La solution souvent préconisée est que la marque, de par sa force juridique, prime sur le nom de domaine. La solution n'est pas aussi simple car il faut combiner ce principe avec bien d'autres critères tels que la temporalité (qui a déposé le premier ?), la spécialité d'une marque contre la généralité d'un nom de domaine et enfin la térritorialité de la marque face à l'universalité des noms de domaines déposés sous un domaine supérieur générique (les fameux generic Top Level Domains ou gTLD).

Une décision de justice vient apporter une illustration nouvelle de la relativité du principe de primauté de la marque et des conditions qu'il convient de combiner pour se prétendre titulaire d'un nom de domaine similaire à sa marque.

Les faits

L'OMPI, en juillet 2013 et dans le cadre d'une procédure de règlement arbitral de litiges (UDRP), avait ordonné le transfert du nom de domaine moobitalk.com à la société Team Reager AB qui était titulaire d’une marque communautaire antérieure à l’enregistrement de ce nom de domaine.
Mais la société déposante du nom de domaine, œuvrant en fait à destination du Proche et du Moyen-Orient, ne s'est pas laissée impressionner par cette décision. Elle a assigné en justice la société propriétaire de la marque similaire pour récupérer le nom de domaine qu'elle avait déposé. La cour d'appel de Paris, dans un arrêt du 8 novembre 2016, vient de lui donner raison et d'ordonner la restitution de ce nom de domaine.

De la territorialité d'une marque

La cour rappelle que la marque déposée par la société est une marque communautaire, lui assurant donc une protection juridique dans les seuls pays de l'Union européenne. Elle ne peut donc primer contre un nom de domaine enregistré sous le domaine supérieur .com qui lui peut avoir un rayonnement mondial, d'autant qu'il est établi que le déposant exerce essentiellement à destination des Proche et Moyen-Orient.
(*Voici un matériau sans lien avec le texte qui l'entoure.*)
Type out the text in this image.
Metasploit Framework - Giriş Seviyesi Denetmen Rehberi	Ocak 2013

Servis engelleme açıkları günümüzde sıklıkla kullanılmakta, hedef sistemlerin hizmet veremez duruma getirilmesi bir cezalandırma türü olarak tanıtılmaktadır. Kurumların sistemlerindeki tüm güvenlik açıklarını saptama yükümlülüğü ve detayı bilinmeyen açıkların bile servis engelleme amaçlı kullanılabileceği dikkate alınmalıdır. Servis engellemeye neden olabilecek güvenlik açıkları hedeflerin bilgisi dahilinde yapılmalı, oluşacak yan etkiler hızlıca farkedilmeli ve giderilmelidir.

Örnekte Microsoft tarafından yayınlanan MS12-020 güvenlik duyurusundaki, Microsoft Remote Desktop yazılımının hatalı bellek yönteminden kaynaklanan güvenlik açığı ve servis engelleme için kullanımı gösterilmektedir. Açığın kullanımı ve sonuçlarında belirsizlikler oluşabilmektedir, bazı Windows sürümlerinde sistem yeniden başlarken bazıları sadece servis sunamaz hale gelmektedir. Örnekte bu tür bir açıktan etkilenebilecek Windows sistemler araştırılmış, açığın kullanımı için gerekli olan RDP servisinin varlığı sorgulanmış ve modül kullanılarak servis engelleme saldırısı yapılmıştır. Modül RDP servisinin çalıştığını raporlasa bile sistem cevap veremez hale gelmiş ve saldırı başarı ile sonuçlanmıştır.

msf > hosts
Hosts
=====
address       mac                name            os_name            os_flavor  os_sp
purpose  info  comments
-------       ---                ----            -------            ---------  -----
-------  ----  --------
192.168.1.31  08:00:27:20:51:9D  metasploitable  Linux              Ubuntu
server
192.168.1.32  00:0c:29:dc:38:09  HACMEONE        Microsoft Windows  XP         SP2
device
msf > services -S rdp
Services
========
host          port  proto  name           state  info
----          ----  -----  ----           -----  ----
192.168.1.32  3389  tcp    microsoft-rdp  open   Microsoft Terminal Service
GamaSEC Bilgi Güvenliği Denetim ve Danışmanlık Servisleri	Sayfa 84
On le comprend, l'existence d'une marque ne peut protéger son titulaire que dans l'aire géographique de celle-ci : marque français en France, marque communautaire dans l'Union européenne, etc.

En conséquence, la stratégie de protection pour le titulaire d'une marque doit s'opérer autour de deux axes alternatifs, voire cumulatifs, pour sécuriser les choses au mieux :

  • Déposer la marque dans tous les pays où il souhaite revendiquer son existence ; en l'occurrence ici, il eut été opportun de déposer la marque dans quelques pays du Moyen-Orient pour occuper le terrain.
  • Déposer en même temps que la marque, le même signe en nom de domaine sous la plupart des noms de domaine génériques (.com, .org, .net, .info, .biz…) ainsi que sous les domaines géographiques les plus divers (.fr, .be, etc. ainsi que sous le .eu) et bien sûr dans notre cas, des pays du Proche ou du Moyen-Orient).

Une stratégie couplée de marque et de nom de domaine indispensable

Pour puissante qu'elle soit, la protection juridique de la marque connaît deux limites que bien des non-juristes ignorent souvent :

  • La territorialité, dont nous venons de voir une illustration ;
  • La spécialité : une marque ne couvre qu'une série de produits et services limitativement désignés dans le dépôt ; ainsi, une société immobilière Toto peut coexister avec la marque de prêt-à-porter Toto, mais il n'y aura au bout du compte qu'un seul déposant du nom de domaine toto.com : le plus rapide sera le gagnant (règle dite du "premier arrivé, premier servi").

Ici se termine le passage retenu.